Maveron and 9 VC firms join initiative to increase underrepresented investors on term sheets


Alejandro Guerrero, principal at Act One Ventures. (Act One Photo)

A group of venture capital firms today joined “The Diversity Term Sheet Rider for Representation at the Cap Table (Diversity Rider),” a new initiative that aims to increase investor diversity on startup deals.

L.A.-based Act One Ventures is leading the group, which includes Seattle-based firm Maveron. Each firm is committing to include “boilerplate rider language into their standard term sheets” that encourages the addition of underrepresented investors to cap tables.

“This rider will sustain our collaborative efforts as an entire industry to improve access for underrepresented minorities, every single time a deal gets done,” Alejandro Guerrero, principal at Act One, said in a statement. “Through this, we will expand co-investing access, evolve diversity discussions at the cap table and create more diverse deal flow across the industry. As evidenced by research, diverse teams outperform and deliver better returns. Not only is this the right thing to do, but it will have a positive impact on the bottom line.”

Here is the language:

Diversity Rider: In order to advance diversity efforts in the venture capital industry, the Company and the lead investor, [Fund Name], will make commercial best efforts to offer and make every attempt to include as a co-investor in the financing at least one Black [or other underrepresented group including, but not limited to LatinX, women, LGBTQ+] check writer (DCWs), and to allocate a minimum of [X]% or [X] $’s of the total round for such co-investor.

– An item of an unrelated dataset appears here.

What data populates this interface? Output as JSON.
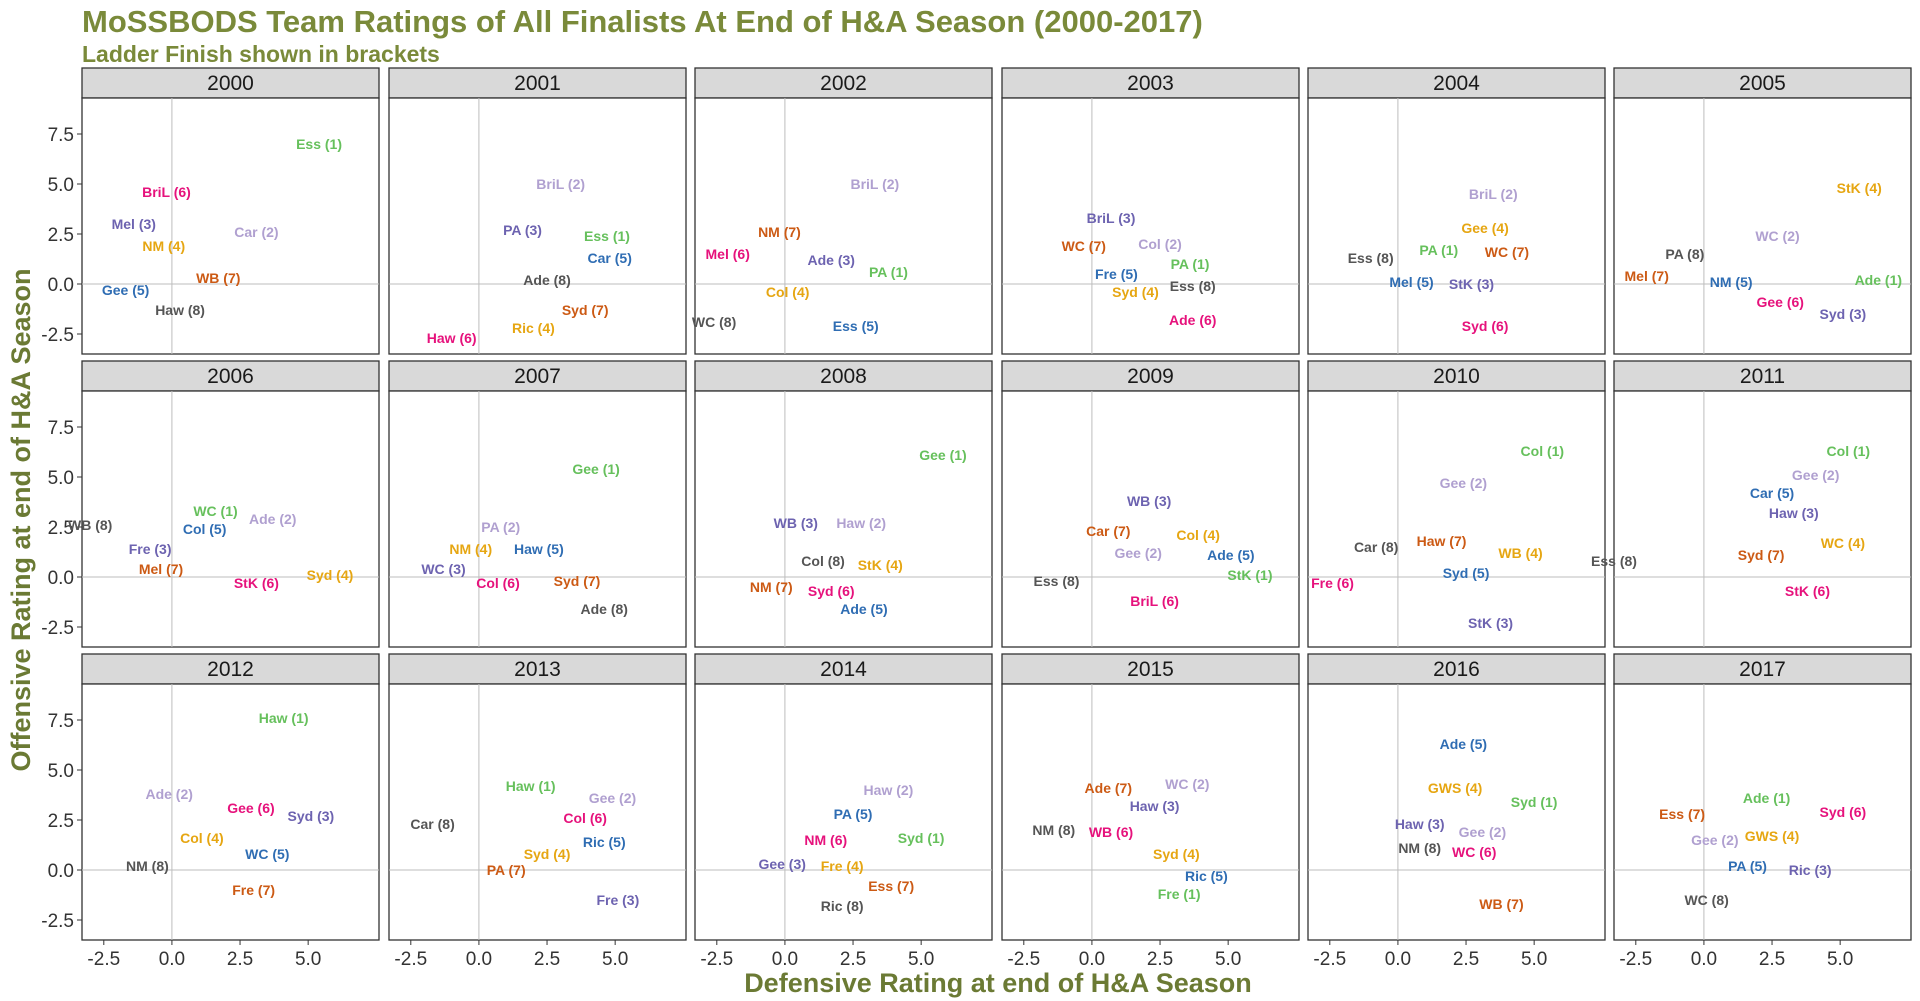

Others participating include Greycroft Partners, First Round Capital, SVB Capital, Harlem Capital Partners, Fifth Wall, Plexo Capital, Precursor Ventures and Equal Ventures.

Firms interested in joining the initiative can sign up here.

A 2018 Deloitte study found that 80% of investment partners at U.S. VC firms were white; 15% were Asian/Pacific Islander; 3% were Black; and 3% were Hispanic. Women accounted for 14% of partners.

There were 54 women who became VC partners in 2019, up from 38 in 2018, according to All Raise. But of those 54, there was only one black woman and one Latinx woman named partner. And 65% of firms don’t have a female partner or GP.

This past June, in response to the protests following the death of George Floyd, SoftBank launched a $100 million Opportunity Fund to invest in minority-owned businesses. Shortly after, Silicon Valley VC firm Andreessen Horowitz announced the Talent x Opportunity Fund, “designed for entrepreneurs who have the talent, drive, and ideas to build great businesses but lack the typical background and resources to do so.”